With news reports indicating President Trump will cut funding for the National Endowment for the Arts and National Endowment for the Humanities as a gesture of supposed fiscal responsibility, it’s depressing for many of us working and teaching in these fields.
That these agencies are run on extremely small portions of the national budget underlines the extent to which all this is for show . Except, of course, it will have an effect. Apart from pandering to those suspicious of the value and political inclinations of artists and scholars, and demoralizing those who place great value in the importance of the humanities and culture, the dismantling of these federal programs would bring to an abrupt end the extraordinarily important work they perform in advancing research, scholarship and culture.

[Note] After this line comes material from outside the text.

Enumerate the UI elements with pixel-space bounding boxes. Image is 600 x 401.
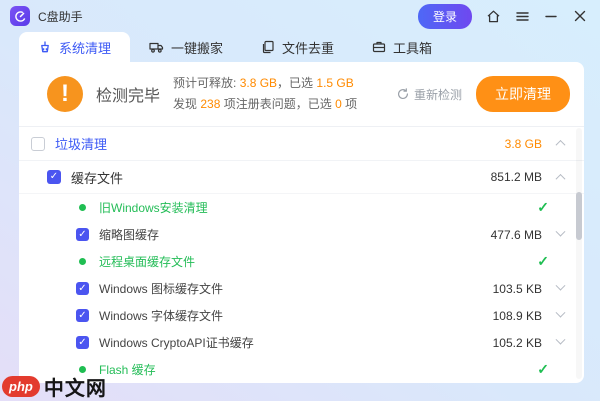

Such prejudiced thinking is at odds with valuing and appreciating the extraordinarily broad range of projects supported by NEA/NEH. Federally supported initiatives such as these are not in existence to support or challenge the political leanings or biases of the presidency, Congress, Senate, Supreme Court or whatever. Instead, these grant-awarding bodies exist to provide much-needed and much-appreciated funds for academic research and cultural provision. Simply put, much of this activity and provision would not otherwise exist were it not for the fundamentally important bodies of the NEH/NEA. It’s a scandal that for the vital work they do, they are allocated budgets noticeably frugal and completely inadequate.
Given that cutting the NEH/NEA will do nothing to positively impact the nation’s deficit, this planned axing represents a serious diminishment in the cultural and educational life and health of the nation. Doubtless we would all agree that the nation continues to grapple with monumental problems on a great many fronts, but the continued operating of these agencies are most assuredly not among these problems. Quite the reverse.

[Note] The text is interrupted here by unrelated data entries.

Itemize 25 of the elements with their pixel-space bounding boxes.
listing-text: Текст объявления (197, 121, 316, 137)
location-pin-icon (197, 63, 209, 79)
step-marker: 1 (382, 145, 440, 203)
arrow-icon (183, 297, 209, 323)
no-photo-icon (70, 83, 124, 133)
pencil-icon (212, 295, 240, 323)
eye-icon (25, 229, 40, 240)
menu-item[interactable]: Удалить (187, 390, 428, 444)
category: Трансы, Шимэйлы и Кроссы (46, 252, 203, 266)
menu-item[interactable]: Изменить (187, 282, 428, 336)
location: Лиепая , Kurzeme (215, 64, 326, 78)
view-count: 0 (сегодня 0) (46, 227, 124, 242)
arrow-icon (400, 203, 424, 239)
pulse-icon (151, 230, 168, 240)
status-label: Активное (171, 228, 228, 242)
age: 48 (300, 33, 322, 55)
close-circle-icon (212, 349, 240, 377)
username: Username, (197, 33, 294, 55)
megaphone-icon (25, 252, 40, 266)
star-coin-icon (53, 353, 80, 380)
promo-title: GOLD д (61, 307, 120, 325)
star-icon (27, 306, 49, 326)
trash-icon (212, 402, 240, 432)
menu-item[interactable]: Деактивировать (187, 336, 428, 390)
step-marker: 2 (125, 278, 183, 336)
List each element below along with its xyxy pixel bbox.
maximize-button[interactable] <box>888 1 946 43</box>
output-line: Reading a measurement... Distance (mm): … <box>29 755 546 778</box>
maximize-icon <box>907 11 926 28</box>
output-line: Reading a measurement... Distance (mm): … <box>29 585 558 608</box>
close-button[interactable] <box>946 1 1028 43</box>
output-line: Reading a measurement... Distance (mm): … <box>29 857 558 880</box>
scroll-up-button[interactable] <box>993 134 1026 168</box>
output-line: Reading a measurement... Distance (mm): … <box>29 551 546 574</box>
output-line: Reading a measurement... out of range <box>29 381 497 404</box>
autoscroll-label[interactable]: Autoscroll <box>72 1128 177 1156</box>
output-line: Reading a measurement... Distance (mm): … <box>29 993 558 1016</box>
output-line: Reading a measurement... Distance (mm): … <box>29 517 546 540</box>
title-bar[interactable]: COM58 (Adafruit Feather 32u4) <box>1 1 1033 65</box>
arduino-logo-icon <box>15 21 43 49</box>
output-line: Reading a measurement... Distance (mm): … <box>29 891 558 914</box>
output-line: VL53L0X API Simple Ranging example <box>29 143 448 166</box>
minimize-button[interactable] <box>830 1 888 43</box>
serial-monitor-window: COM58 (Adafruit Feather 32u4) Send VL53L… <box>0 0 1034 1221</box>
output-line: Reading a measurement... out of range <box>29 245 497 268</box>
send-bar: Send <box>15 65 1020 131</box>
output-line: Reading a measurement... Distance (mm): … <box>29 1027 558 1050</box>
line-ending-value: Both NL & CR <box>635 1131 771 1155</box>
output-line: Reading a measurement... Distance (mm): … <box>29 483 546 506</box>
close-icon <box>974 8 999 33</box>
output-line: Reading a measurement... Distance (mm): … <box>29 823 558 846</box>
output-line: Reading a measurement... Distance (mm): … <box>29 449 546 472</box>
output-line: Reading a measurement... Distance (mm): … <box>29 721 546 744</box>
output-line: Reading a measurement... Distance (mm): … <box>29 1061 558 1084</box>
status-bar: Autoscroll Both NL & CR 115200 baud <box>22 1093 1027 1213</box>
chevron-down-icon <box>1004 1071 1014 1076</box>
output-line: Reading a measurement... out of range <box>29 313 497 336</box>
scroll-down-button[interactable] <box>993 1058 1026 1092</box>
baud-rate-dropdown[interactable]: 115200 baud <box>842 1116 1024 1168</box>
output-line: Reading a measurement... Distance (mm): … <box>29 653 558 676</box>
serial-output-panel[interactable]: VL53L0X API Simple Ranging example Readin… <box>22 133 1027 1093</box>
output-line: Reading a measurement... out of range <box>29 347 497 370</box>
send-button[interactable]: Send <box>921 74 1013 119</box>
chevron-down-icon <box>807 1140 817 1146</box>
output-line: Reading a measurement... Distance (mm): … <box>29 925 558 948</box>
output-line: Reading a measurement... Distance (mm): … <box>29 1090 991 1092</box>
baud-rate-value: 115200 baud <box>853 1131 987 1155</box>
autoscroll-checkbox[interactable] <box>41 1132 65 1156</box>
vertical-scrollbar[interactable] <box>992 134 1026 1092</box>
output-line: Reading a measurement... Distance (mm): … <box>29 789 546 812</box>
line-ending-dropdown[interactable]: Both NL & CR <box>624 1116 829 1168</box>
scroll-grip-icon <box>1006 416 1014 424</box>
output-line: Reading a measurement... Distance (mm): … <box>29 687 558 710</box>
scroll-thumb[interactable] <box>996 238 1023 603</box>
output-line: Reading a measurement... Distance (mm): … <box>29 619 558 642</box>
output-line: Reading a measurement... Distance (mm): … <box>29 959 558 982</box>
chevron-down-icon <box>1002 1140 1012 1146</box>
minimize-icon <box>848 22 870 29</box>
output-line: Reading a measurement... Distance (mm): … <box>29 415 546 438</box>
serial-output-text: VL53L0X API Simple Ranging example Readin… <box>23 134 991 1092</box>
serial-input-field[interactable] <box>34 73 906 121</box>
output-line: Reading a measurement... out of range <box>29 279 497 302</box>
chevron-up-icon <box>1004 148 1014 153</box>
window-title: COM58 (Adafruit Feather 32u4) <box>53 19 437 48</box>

It might perhaps be more fruitful to assert or remind ourselves that the varied projects funded by NEH/NEA are vital to the cultural and educational health of the nation. Educated children, and educated adults, are all better equipped to live more fulfilled lives. Access to cultural institutions such as museums and galleries is a right Americans should safeguard and defend. Learning and the offerings of higher education are vital routes to betterment for countless Americans. It would be self-defeating if important sources of funding for cash-strapped teachers and workers in the cultural sector were summarily and punitively withdrawn. Perhaps unbeknownst to some politicians, the most active faculty of our universities encourage, among one another and the students in their classes and seminars, reasoned arguments, critical thinking and enquiring research — vital to the intellectual and cultural health of our nation.

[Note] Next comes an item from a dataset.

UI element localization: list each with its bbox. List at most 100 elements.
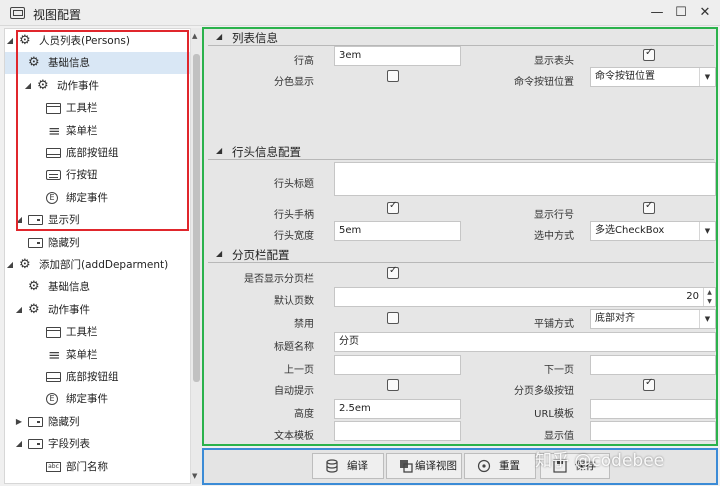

From award-winning documentaries viewed by tens of millions of Americans to numerous Pulitzer Prize-winning books and music, the work of the NEH/NEA is unquestionably vital to the literary and cultural state of the nation. And though vindictive politicians have long been skeptical of the existence of the NEA in the face of prejudice that panders to base ignorance, the organization has continued to work to support creativity across a wide range of communities. It does so not only by providing material assistance to artists but, equally as important, supporting opportunities for arts participation by diverse groups. Let’s hope wiser heads prevail and the NEH/NEA will not be used as whipping boys — punitively blamed or punished for the faults, incompetence or inadequacies of others.
Moving forward, those of us committed to the existence of independent, federally funded agencies that support research in the humanities and funding for the arts must join together with the millions of Americans who realize the importance of the arts in their lives and the lives of their children. We must do what we can to defend the existence of the NEH/NEA and, indeed, support increases in their budgets. Now, as much as at any time, the arts and humanities are essential. The folly of axing funding for the NEH/NEA would leave our nation significantly diminished.
Eddie Chambers is a professor of art and art history at The University of Texas at Austin.